12/05/2009

Morte à cause de son calvaire sexuel

C’est incroyable l’histoire de cette jeune fille qui s’est fait violée sans cesse par son père. Avez-vous lu l’article d’hier « Widmer-Schlumpf mis en accusation »

 

Toute sa jeunesse elle s’est fait violée. Elle grandit dans un contexte sexuellement terrible, se marie, a deux enfants, puis fini par ce suicider.

 

Son père, en fait le violeur, ne peut être mis en accusation car les faits reprochés sont prescrits. Dans ces cas de viol, d’inceste, de saleté, il ne devrait pas y avoir de prescription. Au contraire, ils devraient pouvoir payer en tout temps et toute la vie.

 

Résultat d’une justice édictée par le législateur donnabt la liberté après un certain nombre d’année, ce n’est pas juste, nous devrions pouvoir être puni toute la vie.

 

Certes, c’est incroyable cette triste histoire parue dans la TdG d’hier. Enfant, puis adolescente cette jeune femme a été violée par son propre père dans le sens profond du terme. Elle s’est tue, peut être peur des représailles. Elle avait treize ans, chaque soir, son père lui faisait subit des attouchements. Pendant des mois des années, elle avoue avoir subi des frottements, des rapports buccaux.

 

Mais qui était ce père au comportement débordant de non sens, de mauvaise conduite, d’excès ?

 

Vingt ans plus tard, cette pauvre femme a le courage de tout dire, elle confronte son père à ses actes de barbarie. Il ne sera pas poursuivi en raison de la prescription des faits. Il est libre !

 

Elle finit, tristement, en se donnant la mort. De rajouter qu’elle était atteinte d’une maladie paralysante de la colonne vertébrale. Ses deux enfants diront « nous préférons une maman malade que pas de maman du tout ».

 

Ce qui est terrible dans cette triste affaire réside dans le fait que le dossier ne peut être ouvert, je me répète peut être, prescription oblige.

 

Il y a eu même une marche blanche pour essayer d’ouvrir le dossier que nenni, la loi ne l’autorise pas.

 

Résultat, elle se suicide, une MAMAN se suicide ; c’est horrible, elle tenait une lettre adressée à son mari « je t’aime… »…. « Dis à mon père qu’il a gagné.

 

Je ne suis pas devin, toutefois je pense que ce genre de sale histoire n’est pas isolé. Victimes, parlez, n’ayez par peur, il ne faut pas laissé les fous de ce genre en liberté.  

 

07:00 Publié dans Histoire | Lien permanent | Commentaires (1) | |  Facebook

Commentaires

Je me réfère à l'article paru dans la Tribune de Genève du 11 ct sur l'inprescribilité des actes de pédophilie.

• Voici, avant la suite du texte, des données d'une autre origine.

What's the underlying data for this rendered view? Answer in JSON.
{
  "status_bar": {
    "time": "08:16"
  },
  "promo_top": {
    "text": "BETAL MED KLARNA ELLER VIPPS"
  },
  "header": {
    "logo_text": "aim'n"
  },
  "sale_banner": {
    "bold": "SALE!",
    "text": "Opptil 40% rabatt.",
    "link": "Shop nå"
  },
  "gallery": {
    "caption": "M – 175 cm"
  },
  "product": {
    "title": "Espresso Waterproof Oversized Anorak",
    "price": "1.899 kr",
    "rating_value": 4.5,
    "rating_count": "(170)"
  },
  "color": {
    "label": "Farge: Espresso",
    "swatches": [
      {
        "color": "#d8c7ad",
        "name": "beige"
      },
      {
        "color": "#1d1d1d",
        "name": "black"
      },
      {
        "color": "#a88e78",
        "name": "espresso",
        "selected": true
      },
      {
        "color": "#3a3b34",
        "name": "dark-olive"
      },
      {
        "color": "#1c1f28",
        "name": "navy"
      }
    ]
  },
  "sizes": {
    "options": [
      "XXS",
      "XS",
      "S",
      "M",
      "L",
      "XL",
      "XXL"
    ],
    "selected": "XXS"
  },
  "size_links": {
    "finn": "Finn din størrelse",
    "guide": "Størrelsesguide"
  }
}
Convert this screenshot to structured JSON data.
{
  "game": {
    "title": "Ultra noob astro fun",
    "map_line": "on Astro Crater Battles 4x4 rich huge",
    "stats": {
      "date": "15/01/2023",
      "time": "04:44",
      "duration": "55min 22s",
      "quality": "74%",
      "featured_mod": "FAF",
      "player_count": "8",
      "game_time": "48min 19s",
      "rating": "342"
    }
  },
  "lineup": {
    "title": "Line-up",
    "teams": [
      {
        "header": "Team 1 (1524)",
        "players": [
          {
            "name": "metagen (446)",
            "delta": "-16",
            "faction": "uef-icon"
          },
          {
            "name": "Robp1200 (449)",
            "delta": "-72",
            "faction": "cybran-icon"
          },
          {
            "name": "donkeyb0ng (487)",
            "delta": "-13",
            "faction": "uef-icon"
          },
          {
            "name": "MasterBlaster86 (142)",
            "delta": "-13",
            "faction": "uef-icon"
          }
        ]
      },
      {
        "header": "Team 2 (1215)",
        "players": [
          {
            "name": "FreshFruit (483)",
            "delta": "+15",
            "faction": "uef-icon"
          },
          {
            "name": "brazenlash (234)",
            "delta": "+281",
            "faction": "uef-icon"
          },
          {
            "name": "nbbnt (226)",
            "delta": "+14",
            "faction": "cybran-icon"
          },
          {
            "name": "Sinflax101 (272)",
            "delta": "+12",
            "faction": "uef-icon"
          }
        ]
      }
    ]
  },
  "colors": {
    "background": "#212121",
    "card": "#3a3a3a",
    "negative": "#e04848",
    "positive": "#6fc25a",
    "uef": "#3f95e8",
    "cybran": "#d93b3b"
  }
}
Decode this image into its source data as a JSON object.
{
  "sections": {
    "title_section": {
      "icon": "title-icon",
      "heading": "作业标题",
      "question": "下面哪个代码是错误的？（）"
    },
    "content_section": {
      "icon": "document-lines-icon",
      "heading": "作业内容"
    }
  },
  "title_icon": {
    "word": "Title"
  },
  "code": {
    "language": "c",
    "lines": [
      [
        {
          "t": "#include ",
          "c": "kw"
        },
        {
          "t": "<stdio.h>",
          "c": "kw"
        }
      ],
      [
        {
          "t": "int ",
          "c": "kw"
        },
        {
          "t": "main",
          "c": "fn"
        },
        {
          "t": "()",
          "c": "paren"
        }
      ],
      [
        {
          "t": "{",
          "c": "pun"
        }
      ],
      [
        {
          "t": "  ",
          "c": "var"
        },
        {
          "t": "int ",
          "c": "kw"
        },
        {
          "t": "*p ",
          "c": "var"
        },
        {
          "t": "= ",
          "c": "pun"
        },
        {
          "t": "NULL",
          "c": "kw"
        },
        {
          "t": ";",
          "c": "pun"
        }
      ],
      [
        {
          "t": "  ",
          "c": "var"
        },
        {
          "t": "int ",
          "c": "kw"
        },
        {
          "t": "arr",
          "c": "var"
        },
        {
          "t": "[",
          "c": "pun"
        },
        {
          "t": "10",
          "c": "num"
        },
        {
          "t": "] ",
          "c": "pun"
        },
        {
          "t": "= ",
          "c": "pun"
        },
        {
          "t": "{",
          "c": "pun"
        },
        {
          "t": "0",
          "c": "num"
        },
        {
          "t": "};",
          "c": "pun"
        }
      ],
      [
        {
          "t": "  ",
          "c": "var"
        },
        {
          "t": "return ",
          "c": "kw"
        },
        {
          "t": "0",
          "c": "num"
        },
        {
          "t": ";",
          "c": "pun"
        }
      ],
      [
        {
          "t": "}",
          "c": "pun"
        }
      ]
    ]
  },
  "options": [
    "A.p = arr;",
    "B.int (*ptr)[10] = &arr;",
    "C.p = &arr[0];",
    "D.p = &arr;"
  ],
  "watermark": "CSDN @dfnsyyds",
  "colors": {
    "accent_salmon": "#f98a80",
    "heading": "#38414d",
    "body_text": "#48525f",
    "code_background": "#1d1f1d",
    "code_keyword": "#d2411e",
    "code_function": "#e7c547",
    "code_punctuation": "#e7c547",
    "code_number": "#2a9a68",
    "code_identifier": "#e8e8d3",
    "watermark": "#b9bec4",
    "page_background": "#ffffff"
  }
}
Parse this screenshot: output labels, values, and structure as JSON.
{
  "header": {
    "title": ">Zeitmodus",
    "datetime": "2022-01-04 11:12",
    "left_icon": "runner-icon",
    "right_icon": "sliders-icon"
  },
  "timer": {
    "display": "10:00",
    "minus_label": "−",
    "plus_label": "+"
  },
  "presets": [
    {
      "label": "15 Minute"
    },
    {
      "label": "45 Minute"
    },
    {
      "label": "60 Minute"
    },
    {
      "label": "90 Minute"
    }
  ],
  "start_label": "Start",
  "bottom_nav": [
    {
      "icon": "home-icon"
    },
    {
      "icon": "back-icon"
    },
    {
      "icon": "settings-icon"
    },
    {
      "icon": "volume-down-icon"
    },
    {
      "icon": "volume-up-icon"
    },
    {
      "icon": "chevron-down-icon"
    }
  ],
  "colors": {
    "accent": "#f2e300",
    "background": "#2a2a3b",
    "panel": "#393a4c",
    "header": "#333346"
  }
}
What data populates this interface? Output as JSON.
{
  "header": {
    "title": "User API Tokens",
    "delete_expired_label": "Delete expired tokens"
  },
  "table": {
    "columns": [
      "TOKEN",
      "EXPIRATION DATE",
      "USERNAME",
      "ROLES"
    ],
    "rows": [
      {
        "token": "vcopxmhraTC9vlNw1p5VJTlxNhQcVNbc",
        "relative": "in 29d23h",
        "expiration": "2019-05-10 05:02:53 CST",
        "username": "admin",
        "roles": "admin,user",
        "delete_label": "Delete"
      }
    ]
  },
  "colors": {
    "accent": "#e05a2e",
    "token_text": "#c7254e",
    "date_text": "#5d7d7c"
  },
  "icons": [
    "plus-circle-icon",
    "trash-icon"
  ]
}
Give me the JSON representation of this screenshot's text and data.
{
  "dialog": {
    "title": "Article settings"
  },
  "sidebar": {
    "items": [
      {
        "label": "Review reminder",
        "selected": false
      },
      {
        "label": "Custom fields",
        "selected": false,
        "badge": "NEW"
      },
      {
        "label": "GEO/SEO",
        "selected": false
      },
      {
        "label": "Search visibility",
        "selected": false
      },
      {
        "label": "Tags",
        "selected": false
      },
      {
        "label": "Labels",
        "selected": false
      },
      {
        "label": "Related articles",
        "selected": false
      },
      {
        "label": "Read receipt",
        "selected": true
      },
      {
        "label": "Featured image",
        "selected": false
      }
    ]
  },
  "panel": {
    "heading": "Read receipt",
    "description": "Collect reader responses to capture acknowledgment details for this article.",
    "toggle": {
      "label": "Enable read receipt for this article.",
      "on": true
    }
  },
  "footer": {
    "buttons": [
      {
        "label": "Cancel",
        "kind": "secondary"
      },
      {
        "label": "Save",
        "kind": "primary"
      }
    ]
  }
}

Je suis écoeurée que l'initiative pour laquelle j'avais voté en sa faveur n'a aucune valeur. C'est vraiment prendre nos concitoyens pour des demeurés. C'est tout simplement ne pas tenir compte en aucune façon du choix du peuple. Sommes-nous en démocratie ? Je me le demande.

Je suis d'autant plus choquée des propos incohérents de M. Sommaruga. Il se contredit de a à z. Il plaint les victimes car, selon ses dires, les portes de la justice leur sont fermées alors que justement il fait tout pour que cela reste ainsi puisqu'il s'est opposé à l'initiative. De plus il a la bassesse de rendre la Marche Blanche responsable de drames qui vont, selon ses pronostics, se reproduire. Il ose affirmer que la Marche Blanche a laissé croire qu'on ouvrirait les portes de la justice à tout le monde. Il n'a donc pas compris que justement le but de la Marche Blanche était bel et bien d'ouvrir les portes de la justice à tout le monde. Il termine en reportant l'entière responsabilité sur l'agresseur et personne d'autre. Il est donc à ce point irresponsable qu'il ne voit aucune sortie pour la victime qui ne demandait qu'une chose : pouvoir dénoncer son père.

Je suis franchement dégoûtée que nous soyons représentés par des parlementaires de sa trempe. Je me demande vraiment jusqu'où l'on va aller avec de tels politiciens. Ne nous étonnons plus si l'on ne se rend plus aux urnes puisque de toutes façons, ça ne change rien. L'initiative de la Marche Blanche en est un exemple parfait.